A Deakin University study casts doubt over the notion that Chinese investors are pushing up house prices in Australia.
The Deakin Business School survey about the purchasing motivations of more than 300 Chinese property buyers in the Australian market found most were buying as a residence and not solely for investment.
Researcher Dr Mona Chung said her study cast a vastly different light on the nature of Chinese property ownership in Australia.
“This research is long overdue and timely as there is little analysis which is based on evidence to provide an objective picture Chinese investment in residential real estate,” Dr Chung said.
“This lack of evidence has allowed space and opportunity for the speculation and scapegoating that has seen the finger being pointed at Chinese investors in attempts to explain the problems of housing affordability in Australia.”
Dr Chung’s study examined the criteria and factors that migrants from China use to purchase real estate in Australia through a survey completed by 367 Chinese individuals from China, Singapore, Malaysia and Australia.
Of those surveyed, more than 60 per cent of the respondents had migrated to Australia, with another 14 per cent planning to migrate.
For those who had purchased property their choices were mostly influenced by access to public transport, house price and location.
Properties under $1million and within the $500,000—$800,000 range collectively accounted for just over 50 per cent of purchases, with 24 per cent paying in the $1-2million price range.

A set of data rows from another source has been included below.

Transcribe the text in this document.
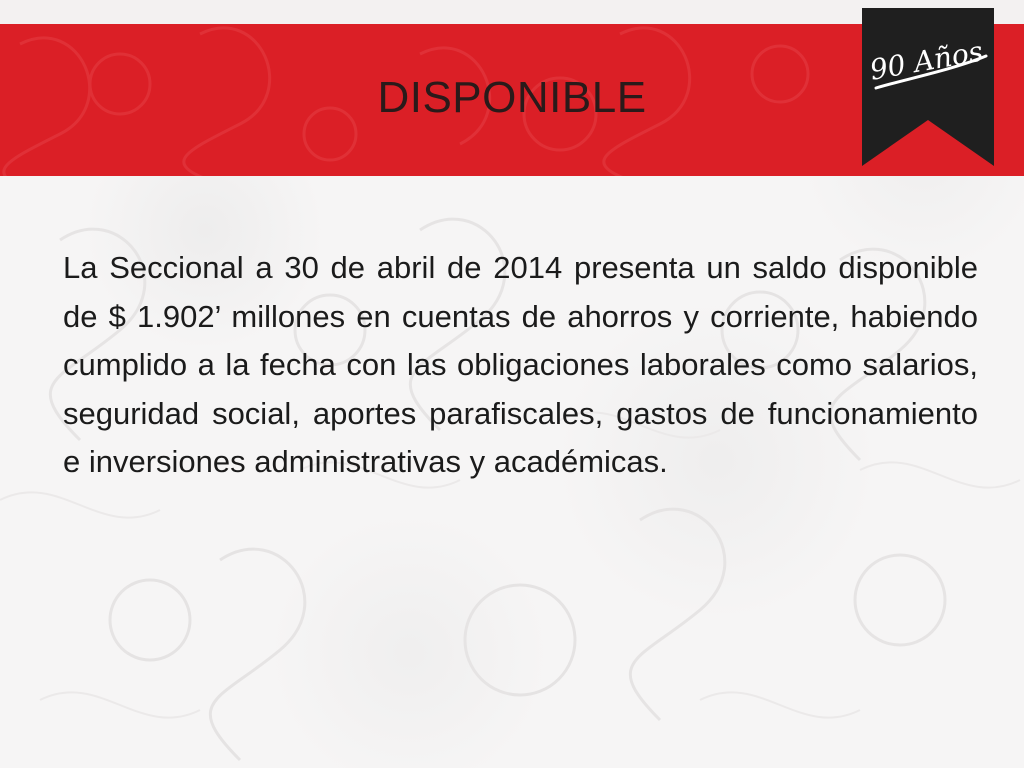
DISPONIBLE
90 Años

La Seccional a 30 de abril de 2014 presenta un saldo disponible de $ 1.902’ millones en cuentas de ahorros y corriente, habiendo cumplido a la fecha con las obligaciones laborales como salarios, seguridad social, aportes parafiscales, gastos de funcionamiento e inversiones administrativas y académicas.
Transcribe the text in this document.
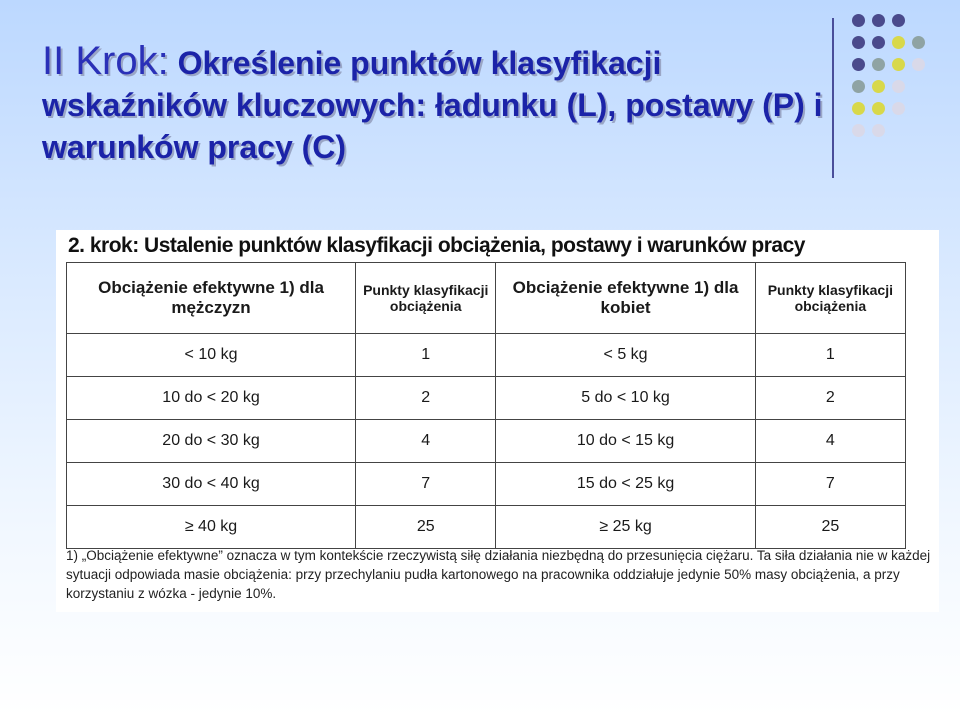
II Krok: Określenie punktów klasyfikacji wskaźników kluczowych: ładunku (L), postawy (P) i warunków pracy (C)
2. krok: Ustalenie punktów klasyfikacji obciążenia, postawy i warunków pracy
Obciążenie efektywne 1) dla mężczyzn	Punkty klasyfikacji obciążenia	Obciążenie efektywne 1) dla kobiet	Punkty klasyfikacji obciążenia
< 10 kg	1	< 5 kg	1
10 do < 20 kg	2	5 do < 10 kg	2
20 do < 30 kg	4	10 do < 15 kg	4
30 do < 40 kg	7	15 do < 25 kg	7
≥ 40 kg	25	≥ 25 kg	25
1) „Obciążenie efektywne” oznacza w tym kontekście rzeczywistą siłę działania niezbędną do przesunięcia ciężaru. Ta siła działania nie w każdej sytuacji odpowiada masie obciążenia: przy przechylaniu pudła kartonowego na pracownika oddziałuje jedynie 50% masy obciążenia, a przy korzystaniu z wózka - jedynie 10%.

“These figures also align with the price expectations of potential purchasers,” Dr Chung said.
“These prices are consistent with the price ranges in Melbourne and suggest that the Chinese are indeed paying market value rather than inflated prices.”
When it came to location and types of property purchased, the respondents tended to buy in areas popular with other Chinese residents and had a preference for houses rather than apartments or units.

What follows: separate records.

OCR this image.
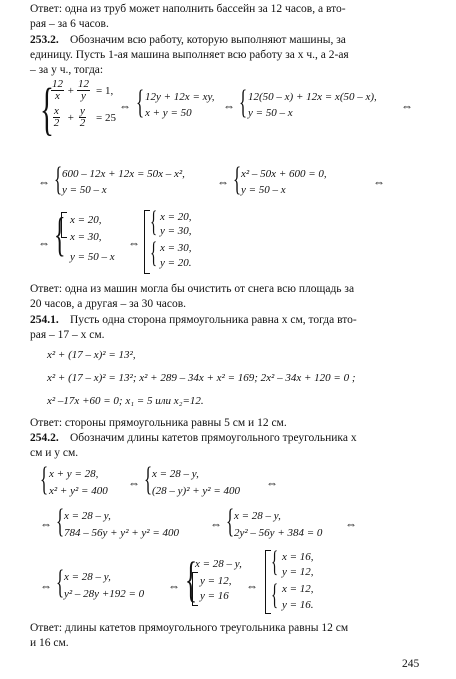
Ответ: одна из труб может наполнить бассейн за 12 часов, а вто-
рая – за 6 часов.
253.2. Обозначим всю работу, которую выполняют машины, за
единицу. Пусть 1-ая машина выполняет всю работу за x ч., а 2-ая
– за y ч., тогда:
{
$\frac{12}{x} + \frac{12}{y} = 1$,
$\frac{x}{2} + \frac{y}{2} = 25$
⇔ { 12y + 12x = xy,
x + y = 50	⇔ { 12(50 – x) + 12x = x(50 – x),
y = 50 – x	⇔
⇔ { 600 – 12x + 12x = 50x – x²,
y = 50 – x
⇔ { x² – 50x + 600 = 0,
y = 50 – x
⇔
⇔ { x = 20,
x = 30,
y = 50 – x
⇔
{
{
x = 20,
y = 30,
x = 30,
y = 20.
Ответ: одна из машин могла бы очистить от снега всю площадь за
20 часов, а другая – за 30 часов.
254.1. Пусть одна сторона прямоугольника равна x см, тогда вто-
рая – 17 – x см.
x² + (17 – x)² = 13²,
x² + (17 – x)² = 13²; x² + 289 – 34x + x² = 169; 2x² – 34x + 120 = 0 ;
x² –17x +60 = 0; x₁ = 5 или x₂=12.
Ответ: стороны прямоугольника равны 5 см и 12 см.
254.2. Обозначим длины катетов прямоугольного треугольника x
см и y см.
{ x + y = 28,
x² + y² = 400
⇔ { x = 28 – y,
(28 – y)² + y² = 400
⇔
⇔ { x = 28 – y,
784 – 56y + y² + y² = 400
⇔ { x = 28 – y,
2y² – 56y + 384 = 0
⇔
⇔ { x = 28 – y,
y² – 28y +192 = 0
⇔ {
x = 28 – y,
y = 12,
y = 16
⇔
{
{
x = 16,
y = 12,
x = 12,
y = 16.
Ответ: длины катетов прямоугольного треугольника равны 12 см
и 16 см.
245
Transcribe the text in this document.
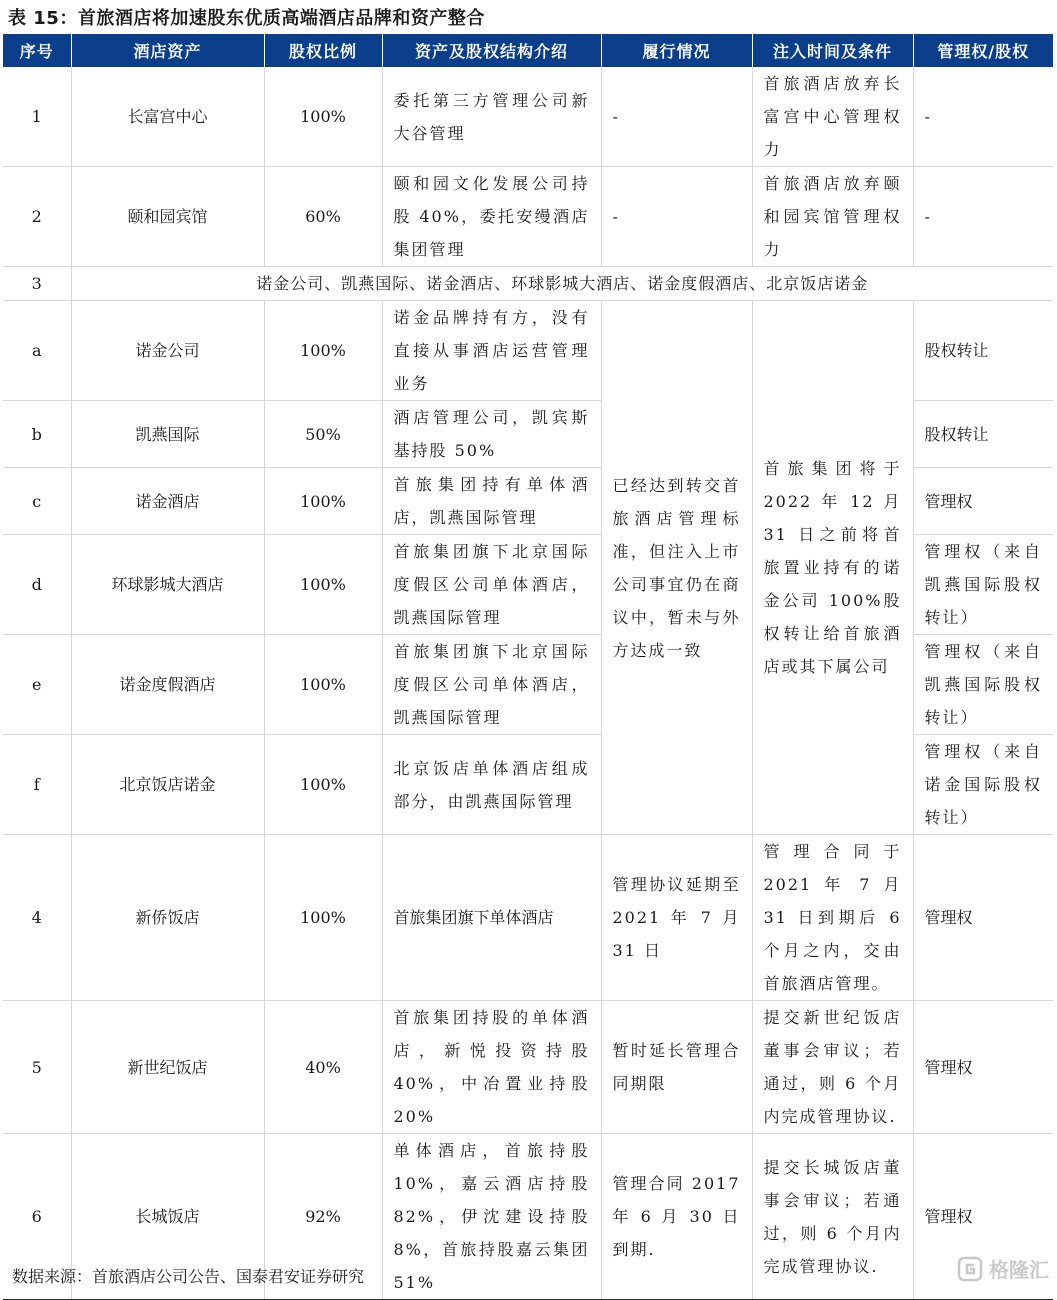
表 15：首旅酒店将加速股东优质高端酒店品牌和资产整合
序号	酒店资产	股权比例	资产及股权结构介绍	履行情况	注入时间及条件	管理权/股权
1	长富宫中心	100%	委托第三方管理公司新大谷管理	-	首旅酒店放弃长富宫中心管理权力	-
2	颐和园宾馆	60%	颐和园文化发展公司持股 40%，委托安缦酒店集团管理	-	首旅酒店放弃颐和园宾馆管理权力	-
3	诺金公司、凯燕国际、诺金酒店、环球影城大酒店、诺金度假酒店、北京饭店诺金					
a	诺金公司	100%	诺金品牌持有方，没有直接从事酒店运营管理业务	已经达到转交首旅酒店管理标准，但注入上市公司事宜仍在商议中，暂未与外方达成一致	首旅集团将于 2022 年 12 月 31 日之前将首旅置业持有的诺金公司 100%股权转让给首旅酒店或其下属公司	股权转让
b	凯燕国际	50%	酒店管理公司，凯宾斯基持股 50%			股权转让
c	诺金酒店	100%	首旅集团持有单体酒店，凯燕国际管理			管理权
d	环球影城大酒店	100%	首旅集团旗下北京国际度假区公司单体酒店，凯燕国际管理			管理权（来自凯燕国际股权转让）
e	诺金度假酒店	100%	首旅集团旗下北京国际度假区公司单体酒店，凯燕国际管理			管理权（来自凯燕国际股权转让）
f	北京饭店诺金	100%	北京饭店单体酒店组成部分，由凯燕国际管理			管理权（来自诺金国际股权转让）
4	新侨饭店	100%	首旅集团旗下单体酒店	管理协议延期至 2021 年 7 月 31 日	管理合同于 2021 年 7 月 31 日到期后 6 个月之内，交由首旅酒店管理。	管理权
5	新世纪饭店	40%	首旅集团持股的单体酒店，新悦投资持股 40%，中冶置业持股 20%	暂时延长管理合同期限	提交新世纪饭店董事会审议；若通过，则 6 个月内完成管理协议.	管理权
6	长城饭店	92%	单体酒店，首旅持股 10%，嘉云酒店持股 82%，伊沈建设持股 8%，首旅持股嘉云集团 51%	管理合同 2017 年 6 月 30 日到期.	提交长城饭店董事会审议；若通过，则 6 个月内完成管理协议.	管理权
数据来源：首旅酒店公司公告、国泰君安证券研究	格隆汇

“This finding is inconsistent with the common view that Chinese buy most of the units/apartments built in the recent years,” Dr Chung said.

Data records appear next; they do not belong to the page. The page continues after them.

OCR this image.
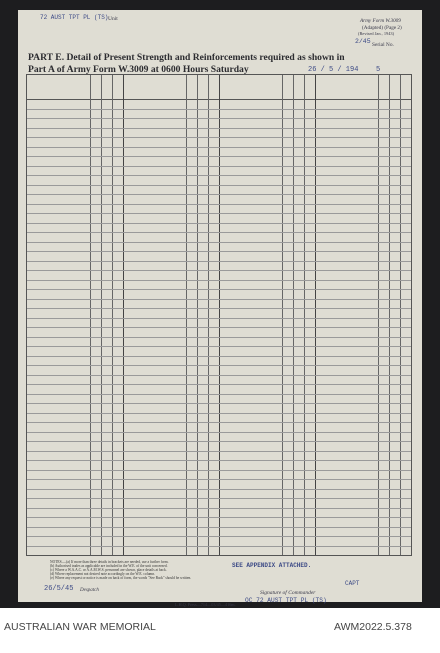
72 AUST TPT PL (TS) Unit	Army Form W.3009
(Adapted) (Page 2)
(Revised Jan., 1943)
2/45 Serial No.
PART E. Detail of Present Strength and Reinforcements required as shown in
Part A of Army Form W.3009 at 0600 Hours Saturday	26 / 5 / 194	5
NOTES.—(a) If more than three details in brackets are needed, use a further form.
(b) Authorised trades as applicable are included in the W.E. of the unit concerned.
(c) Where a W.A.A.C. or A.A.M.W.S. personnel are shown, place details at back.
(d) Where replacement not desired note accordingly on the W.E. column.
(e) Where any request or notice is made on back of form, the words "See Back" should be written.
SEE APPENDIX ATTACHED.
26/5/45 Despatch
CAPT
Signature of Commander
OC 72 AUST TPT PL (TS)
L.H.Q. Press—714—03/45—416m.
AUSTRALIAN WAR MEMORIAL	AWM2022.5.378
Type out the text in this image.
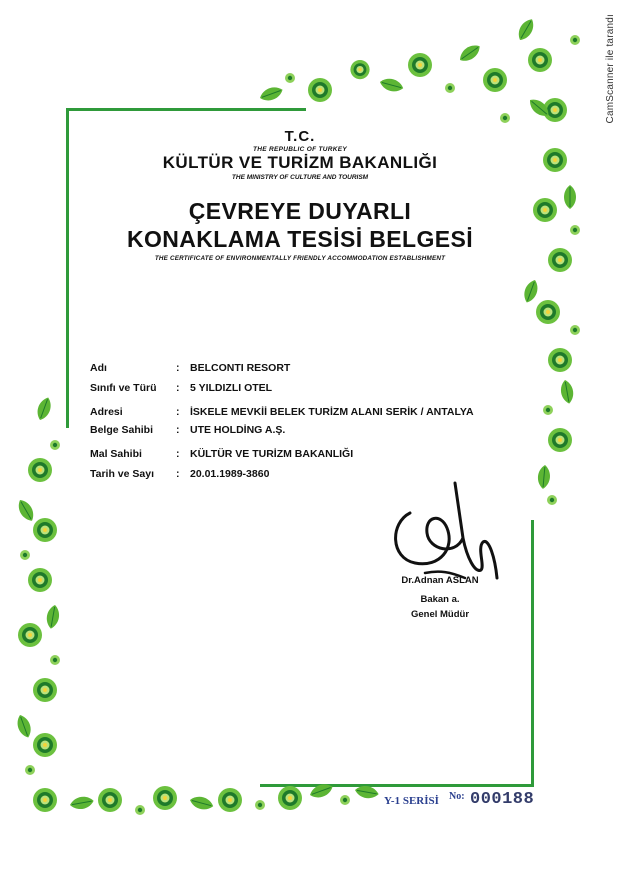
CamScanner ile tarandı
T.C.
THE REPUBLIC OF TURKEY
KÜLTÜR VE TURİZM BAKANLIĞI
THE MINISTRY OF CULTURE AND TOURISM
ÇEVREYE DUYARLI
KONAKLAMA TESİSİ BELGESİ
THE CERTIFICATE OF ENVIRONMENTALLY FRIENDLY ACCOMMODATION ESTABLISHMENT
Adı	:	BELCONTI RESORT
Sınıfı ve Türü	:	5 YILDIZLI OTEL
Adresi	:	İSKELE MEVKİİ BELEK TURİZM ALANI SERİK / ANTALYA
Belge Sahibi	:	UTE HOLDİNG A.Ş.
Mal Sahibi	:	KÜLTÜR VE TURİZM BAKANLIĞI
Tarih ve Sayı	:	20.01.1989-3860
Dr.Adnan ASLAN
Bakan a.
Genel Müdür
Y-1 SERİSİ No: 000188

“That around 78 per cent of the respondents had either migrated, or were planning to migrate, to Australia also highlights the inaccurate assumptions that Chinese students mostly buy property while studying in Australia. This is consistent with the finding that 26-35 year olds are the largest group of respondents.
“The perception that the majority of Chinese make a once off payment when purchasing properties was also not confirmed by the study, with some 76 per cent of respondents indicating they would have a mortgage.”
Dr Chung said that the study results helped separate fact from fiction in relation to Chinese investment in Australian residential property.
“While this study fills a gap in the evidence around Chinese housing purchases it does not answer all the questions around the multidimensional nature of Chinese investment and the real estate market,” she said.
Dr Chung will continue the next stage of the research thanks to a grant from the Australia Chinese Workers Association. Together with her team, they will further investigate from all other angles whether the Chinese have had any influence on the market price of Australian real estate sector.